With this, you are entering this blog at a time when we are in the middle of preparation for transformation, so I will provide a brief synopsis of what has occurred this week. Our goal is for D. rad to uptake the pRADZ1 plasmid (and in a separate transformation, the plasmid pRADZ3) extracted from E. coli and integrate it into its own genome, ultimately expressing the Chloramphenicol-resistance trait provided by this foreign gene that D. rad otherwise does not have naturally. For transformation to happen, we needed to create the environments that would allow it to grow and that would prove that our D. rad were transformed. To do this, we needed to create two sets of TGY agar plates (one set would have Chloramphenicol and one set would not). Since we had already created the TGY agar media last week and had it autoclaved to prevent contamination, we needed to heat the now-solidified TGY agar flasks so that they became liquified. While waiting for our TGY agar to heat up, we verified and re-checked our calculations that told us how much of our stock solution of Chloramphenicol (at a concentration of 34 milligrams per milliliter (34 mg/mL)) we would need to add to one of our two 400 mL flasks to have a working / ending Chloramphenicol concentration of 3 micrograms per milliliter (3 ug/mL), which is also D. rad’s mic for Chloramphenicol. We figured out that, before pouring our plates that would have Chloramphenicol (“+Cm”), we would need to add 35.3 microliters of Chloramphenicol to the 400 mL of agar (the other 400 mL flask of TGY agar would not need to have anything added, as the plates that were poured from this flask would be without Chloramphenicol, “-Cm”).

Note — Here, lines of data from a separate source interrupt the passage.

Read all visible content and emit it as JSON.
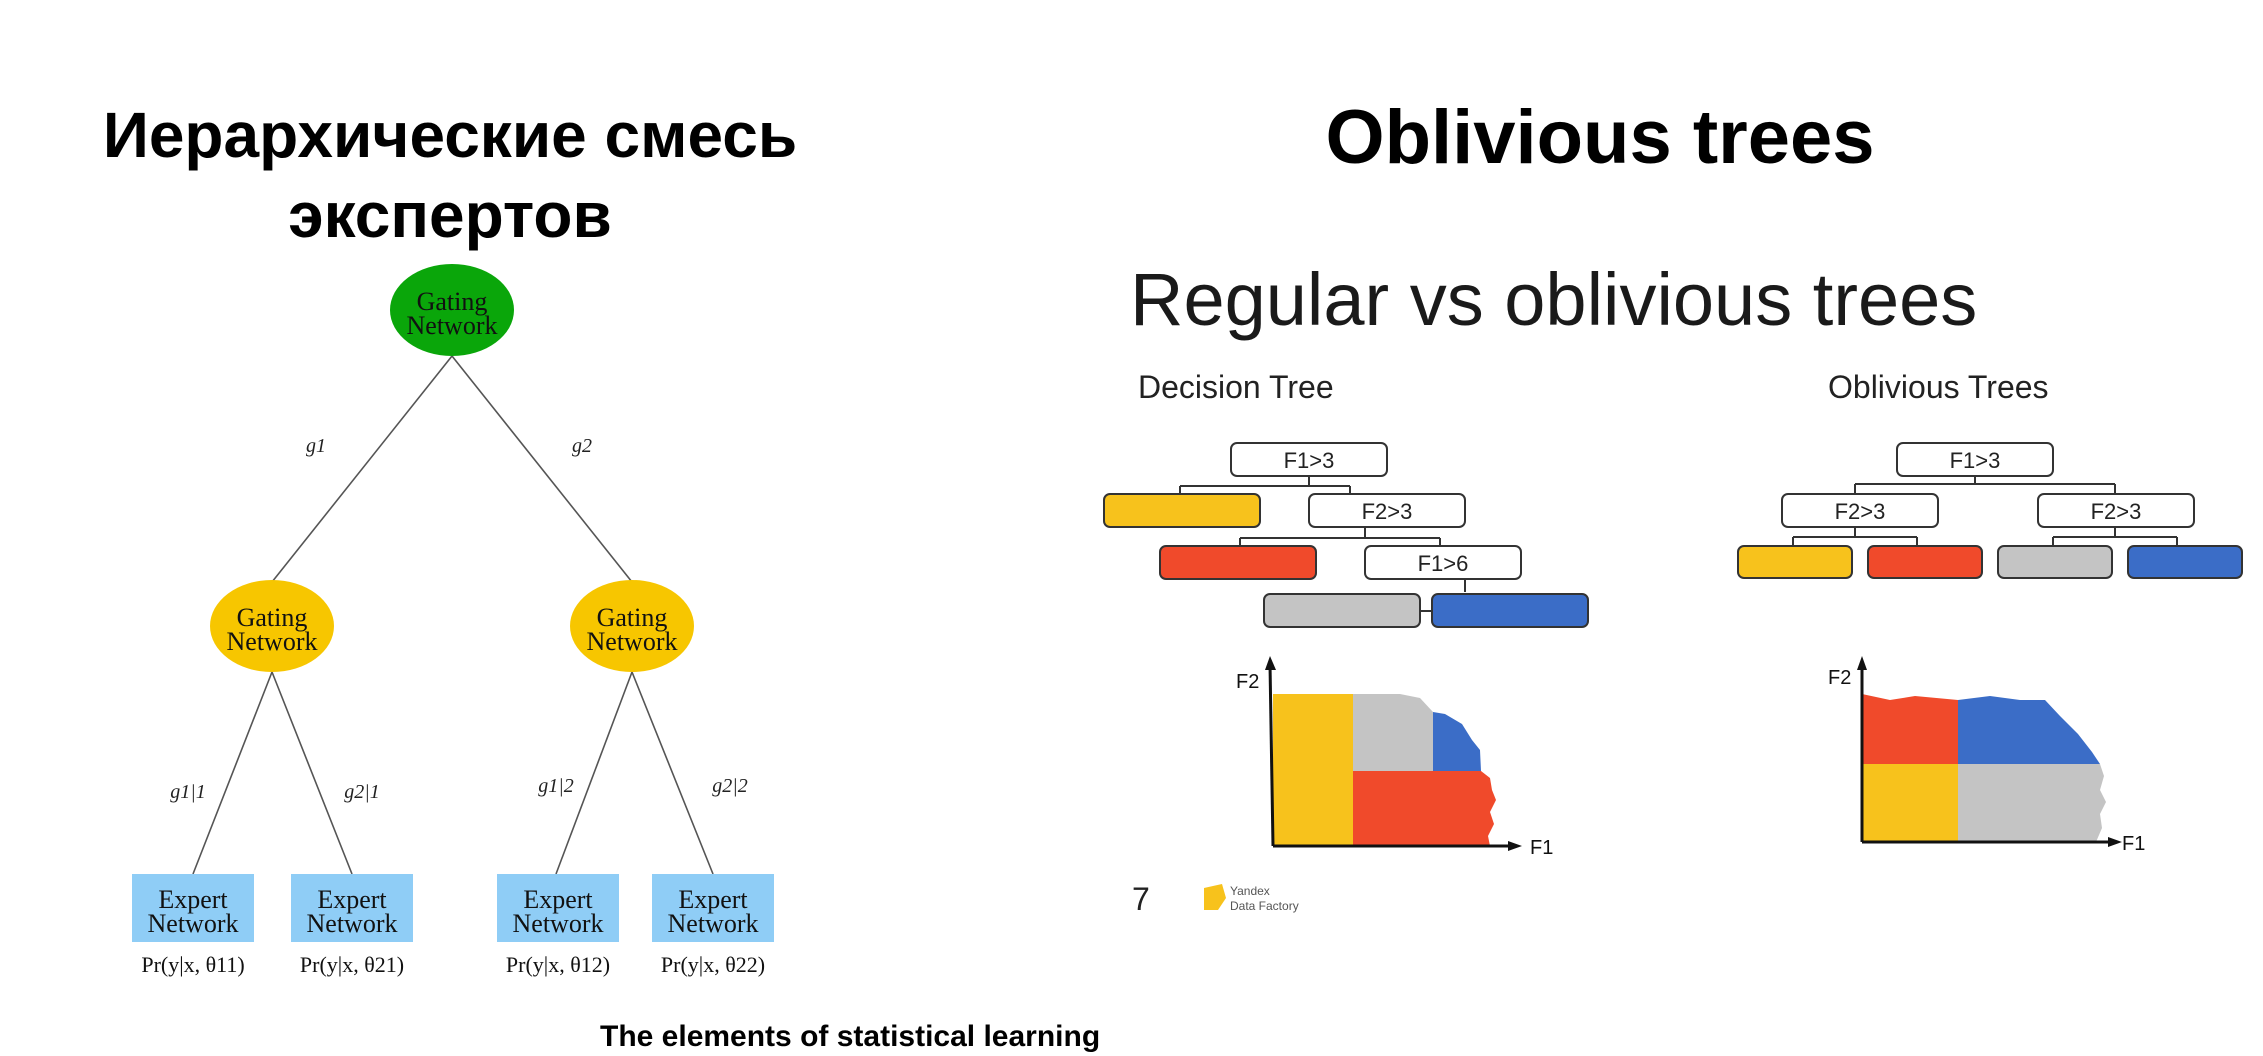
{
  "left": {
    "title_line1": "Иерархические смесь",
    "title_line2": "экспертов",
    "root": {
      "line1": "Gating",
      "line2": "Network",
      "color": "#0aa60a"
    },
    "gates": [
      {
        "line1": "Gating",
        "line2": "Network",
        "color": "#f7c600"
      },
      {
        "line1": "Gating",
        "line2": "Network",
        "color": "#f7c600"
      }
    ],
    "edge_labels_top": [
      "g1",
      "g2"
    ],
    "edge_labels_bottom": [
      "g1|1",
      "g2|1",
      "g1|2",
      "g2|2"
    ],
    "experts": [
      {
        "line1": "Expert",
        "line2": "Network",
        "prob": "Pr(y|x, θ11)"
      },
      {
        "line1": "Expert",
        "line2": "Network",
        "prob": "Pr(y|x, θ21)"
      },
      {
        "line1": "Expert",
        "line2": "Network",
        "prob": "Pr(y|x, θ12)"
      },
      {
        "line1": "Expert",
        "line2": "Network",
        "prob": "Pr(y|x, θ22)"
      }
    ],
    "expert_color": "#8fcdf6",
    "source": "The elements of statistical learning"
  },
  "right": {
    "title": "Oblivious trees",
    "slide_title": "Regular vs oblivious trees",
    "decision_tree": {
      "label": "Decision Tree",
      "nodes": [
        "F1>3",
        "F2>3",
        "F1>6"
      ],
      "axis_x": "F1",
      "axis_y": "F2"
    },
    "oblivious_tree": {
      "label": "Oblivious Trees",
      "nodes": [
        "F1>3",
        "F2>3",
        "F2>3"
      ],
      "axis_x": "F1",
      "axis_y": "F2"
    },
    "page_number": "7",
    "logo_line1": "Yandex",
    "logo_line2": "Data Factory",
    "colors": {
      "yellow": "#f7c21c",
      "red": "#f04a2b",
      "gray": "#c4c4c4",
      "blue": "#3b6dc7"
    }
  }
}
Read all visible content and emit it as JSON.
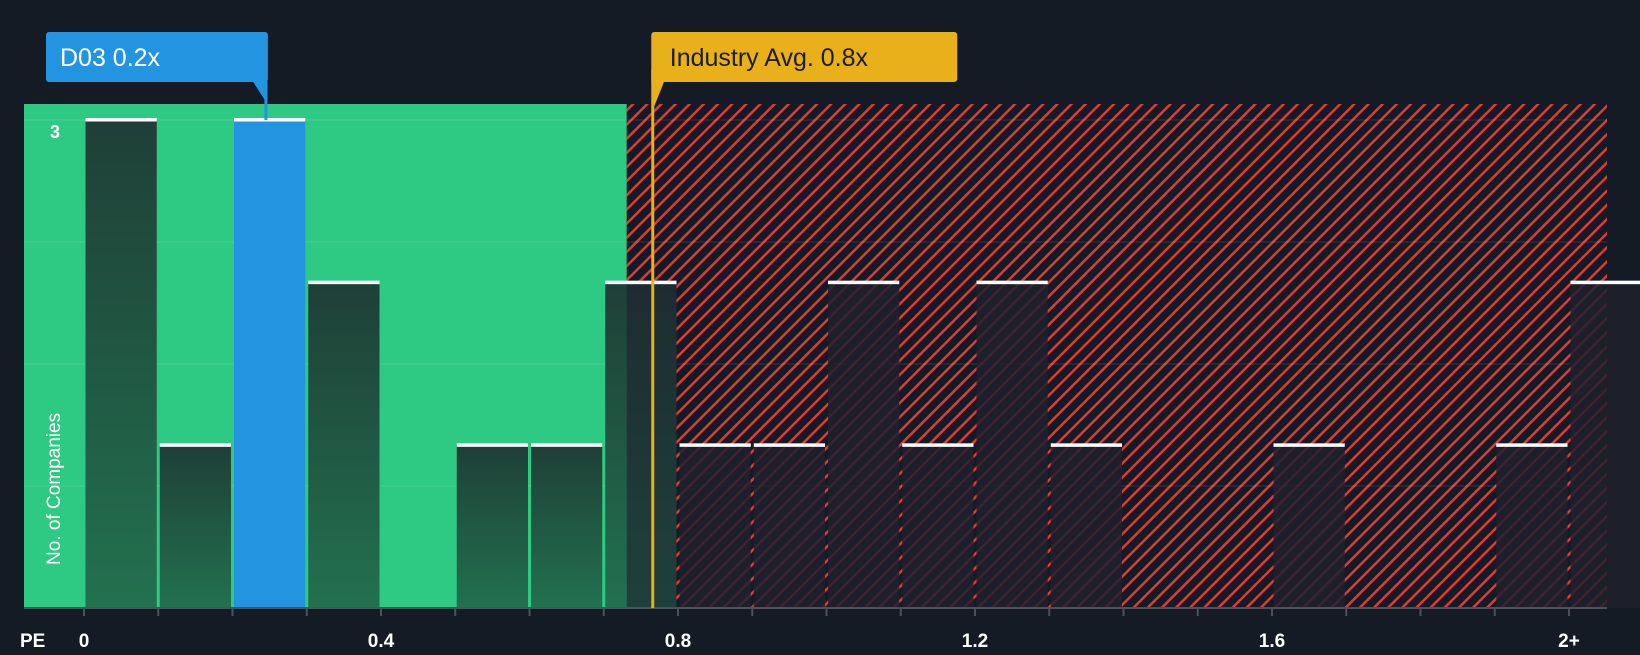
{
  "chart_data": {
    "type": "bar",
    "title": "",
    "xlabel": "PE",
    "ylabel": "No. of Companies",
    "bin_width": 0.1,
    "bins_start": [
      0,
      0.1,
      0.2,
      0.3,
      0.4,
      0.5,
      0.6,
      0.7,
      0.8,
      0.9,
      1.0,
      1.1,
      1.2,
      1.3,
      1.4,
      1.5,
      1.6,
      1.7,
      1.8,
      1.9,
      2.0
    ],
    "values": [
      3,
      1,
      3,
      2,
      0,
      1,
      1,
      2,
      1,
      1,
      2,
      1,
      2,
      1,
      0,
      0,
      1,
      0,
      0,
      1,
      2
    ],
    "highlight_bin": 2,
    "x_ticks": [
      {
        "v": 0,
        "label": "0"
      },
      {
        "v": 0.4,
        "label": "0.4"
      },
      {
        "v": 0.8,
        "label": "0.8"
      },
      {
        "v": 1.2,
        "label": "1.2"
      },
      {
        "v": 1.6,
        "label": "1.6"
      },
      {
        "v": 2.0,
        "label": "2+"
      }
    ],
    "y_ticks": [
      {
        "v": 3,
        "label": "3"
      }
    ],
    "ylim": [
      0,
      3.1
    ],
    "xlim": [
      -0.08,
      2.1
    ],
    "fair_value_boundary": 0.731,
    "company": {
      "label": "D03 0.2x",
      "value": 0.2
    },
    "industry": {
      "label": "Industry Avg. 0.8x",
      "value": 0.766
    },
    "colors": {
      "background": "#151b24",
      "green": "#2ec982",
      "bar_dark": "#1f4a3b",
      "blue": "#2394e0",
      "red": "#e0393c",
      "yellow": "#e8b01b"
    }
  }
}
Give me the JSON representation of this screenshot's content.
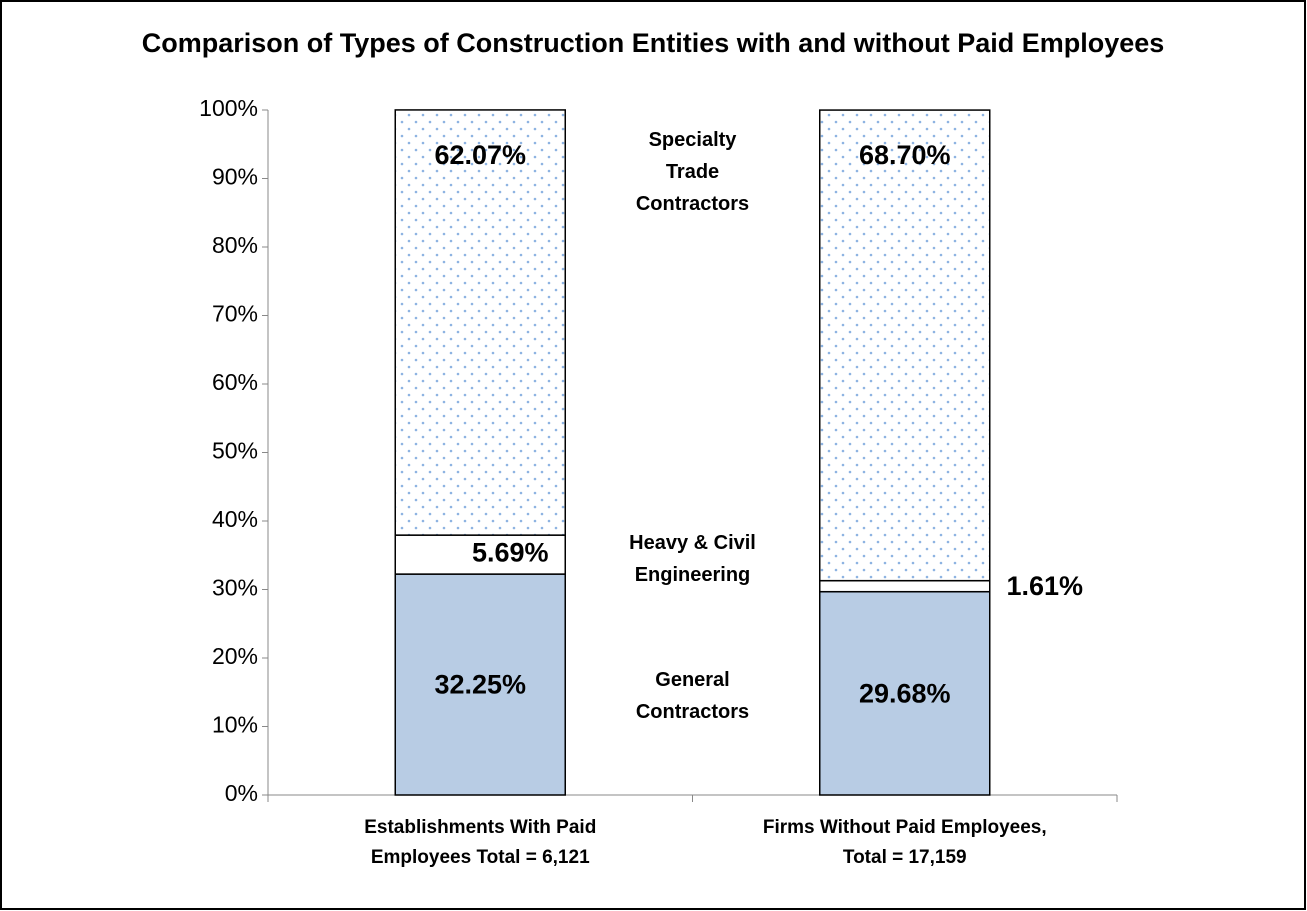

We ended up making our plates that week and were able to begin the transformation process, but we were unable to continue with it as there was one key step we missed (An “area of opportunity”): Our plan was to originally plate our competent D. rad cells (ones which had been immersed in a solution that allowed the cells to become permeable and thus transformable) the same day that we plated our transformed cells. However, we had an important piece of information pointed out to us: If we plated our transformed cells and ended up seeing no growth, how would we know that the original competent cells used for transformation were even viable (able to stay alive just as they were in an otherwise healthy environment) before transforming them? In other words, how do we know they were even still alive before we tried transforming them? Proving the viability of our competent cells before starting transformation is a key to helping make sure we have as many controls as possible (and are thus covering our bases). Because of this, we will have to go back to the drawing board and delineate each part of the transformation process to ensure that we are taking the best steps toward “quality assurance” of our research. Onward and upward!